Hi Stephanie - I guess we each have our little fears and foibles. I like what Emily said - "you bake and learn". I think you also bake and get comfortable. I used to hate making pie crusts, but now I don't mind them at all. I do think that cakes are much too temperamental though!

Hi Emily - thanks! Your chocolate whoppers look delicious! I'm making all the cookies in the old book, so they're not in the line-up for my "project", but that's not to say I won't get around to them one day. I don't have the new book (I had borrowed it from the library, but I've returned it), but I do have all the old books from which the recipes in it are drawn. That one comes from Maida Heatter's Book of Great American Desserts. So many cookies, so little time!!!

Reid said...

Hi Cathy,

The cake looks good...and sounds delicious! I think you did a good job! =)

Emily said...

thanks! and also.. oops!!! i should've known or remembered that you were baking through the old book. but a lot of the recipes were in both so i just went with the new one. wow, sorry about that...

Cathy said...

Hi Reid - thanks - it was delicious! The icing was awesome - it's a mix of butter and cream cheese with toasted pecans - yum!

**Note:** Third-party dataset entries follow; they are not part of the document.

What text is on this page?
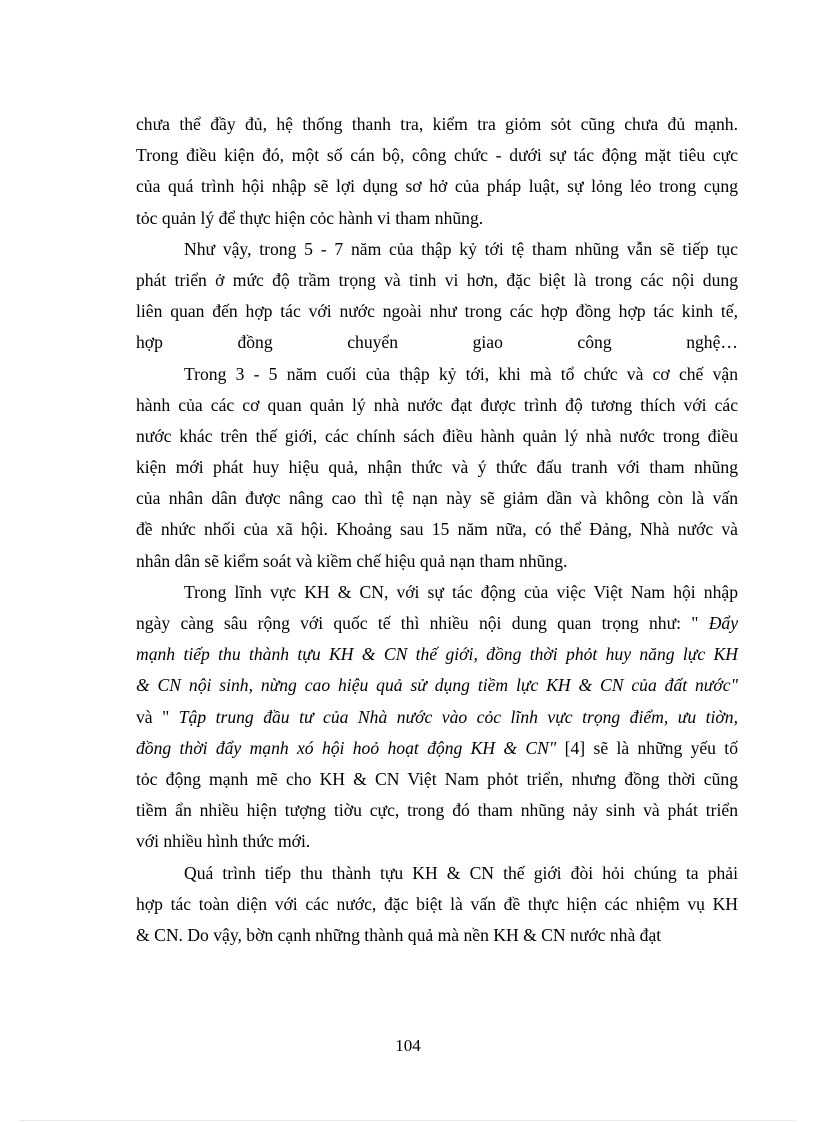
chưa thể đầy đủ, hệ thống thanh tra, kiểm tra giỏm sỏt cũng chưa đủ mạnh.
Trong điều kiện đó, một số cán bộ, công chức - dưới sự tác động mặt tiêu cực
của quá trình hội nhập sẽ lợi dụng sơ hở của pháp luật, sự lỏng lẻo trong cụng
tỏc quản lý để thực hiện cỏc hành vi tham nhũng.
Như vậy, trong 5 - 7 năm của thập kỷ tới tệ tham nhũng vẫn sẽ tiếp tục
phát triển ở mức độ trầm trọng và tinh vi hơn, đặc biệt là trong các nội dung
liên quan đến hợp tác với nước ngoài như trong các hợp đồng hợp tác kinh tế,
hợp đồng chuyển giao công nghệ…
Trong 3 - 5 năm cuối của thập kỷ tới, khi mà tổ chức và cơ chế vận
hành của các cơ quan quản lý nhà nước đạt được trình độ tương thích với các
nước khác trên thế giới, các chính sách điều hành quản lý nhà nước trong điều
kiện mới phát huy hiệu quả, nhận thức và ý thức đấu tranh với tham nhũng
của nhân dân được nâng cao thì tệ nạn này sẽ giảm dần và không còn là vấn
đề nhức nhối của xã hội. Khoảng sau 15 năm nữa, có thể Đảng, Nhà nước và
nhân dân sẽ kiểm soát và kiềm chế hiệu quả nạn tham nhũng.
Trong lĩnh vực KH & CN, với sự tác động của việc Việt Nam hội nhập
ngày càng sâu rộng với quốc tế thì nhiều nội dung quan trọng như: " Đẩy
mạnh tiếp thu thành tựu KH & CN thế giới, đồng thời phỏt huy năng lực KH
& CN nội sinh, nừng cao hiệu quả sử dụng tiềm lực KH & CN của đất nước"
và " Tập trung đầu tư của Nhà nước vào cỏc lĩnh vực trọng điểm, ưu tiờn,
đồng thời đẩy mạnh xó hội hoỏ hoạt động KH & CN" [4] sẽ là những yếu tố
tỏc động mạnh mẽ cho KH & CN Việt Nam phỏt triển, nhưng đồng thời cũng
tiềm ẩn nhiều hiện tượng tiờu cực, trong đó tham nhũng nảy sinh và phát triển
với nhiều hình thức mới.
Quá trình tiếp thu thành tựu KH & CN thế giới đòi hỏi chúng ta phải
hợp tác toàn diện với các nước, đặc biệt là vấn đề thực hiện các nhiệm vụ KH
& CN. Do vậy, bờn cạnh những thành quả mà nền KH & CN nước nhà đạt
104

Hi Emily - you're very welcome...and don't be silly! Actually, just about all the recipes in the old book are in the new one. There are just one or two that aren't.

Anonymous said...

Yum, sounds and looks SO good. I have the Wooden Spoon Bread Book, which has also given me nothing but good results so far. The first bread I made by hand was from that book! I'll have to check out Ms. Moore's dessert book as well.

Cathy said...

Hi Anon - thanks! That's good to know about the bread book. I don't have that book, but I do have another of her books (soup) - which for some reason I haven't used yet. I'll have to remedy that situation soon!

Anonymous said...

oops, that was me before, forgot to sign my name. I didn't even know she had a soup book...do try it soon and let me know what you think...I might be interested in acquiring that myself.
Alice

Cathy said...

Oh, hi Alice! I've pulled it out of the pile and plan to take a look at it soon!

Anonymous said...

I am enjoying your blog- just found it today. On the subject of 'layer cakes' and size, I started using 6" pans and making 3 or 4 layers, depending on the recipe. I usually use 2 layers and split them to make one 'mini' cake. They are perfect for giving as gifts or just enjoying without having to worry about too many leftovers, and the smaller layers seem to freeze better, for some reason.

June said...

Since I no longer bake for a large family (empty nest) I began using
6" cake pans and I love them. Most recipes will make either 3 or 4 6" layers so I can make one cake for myself and one to give away! And the bonus is that there are no leftovers hanging around to become stale.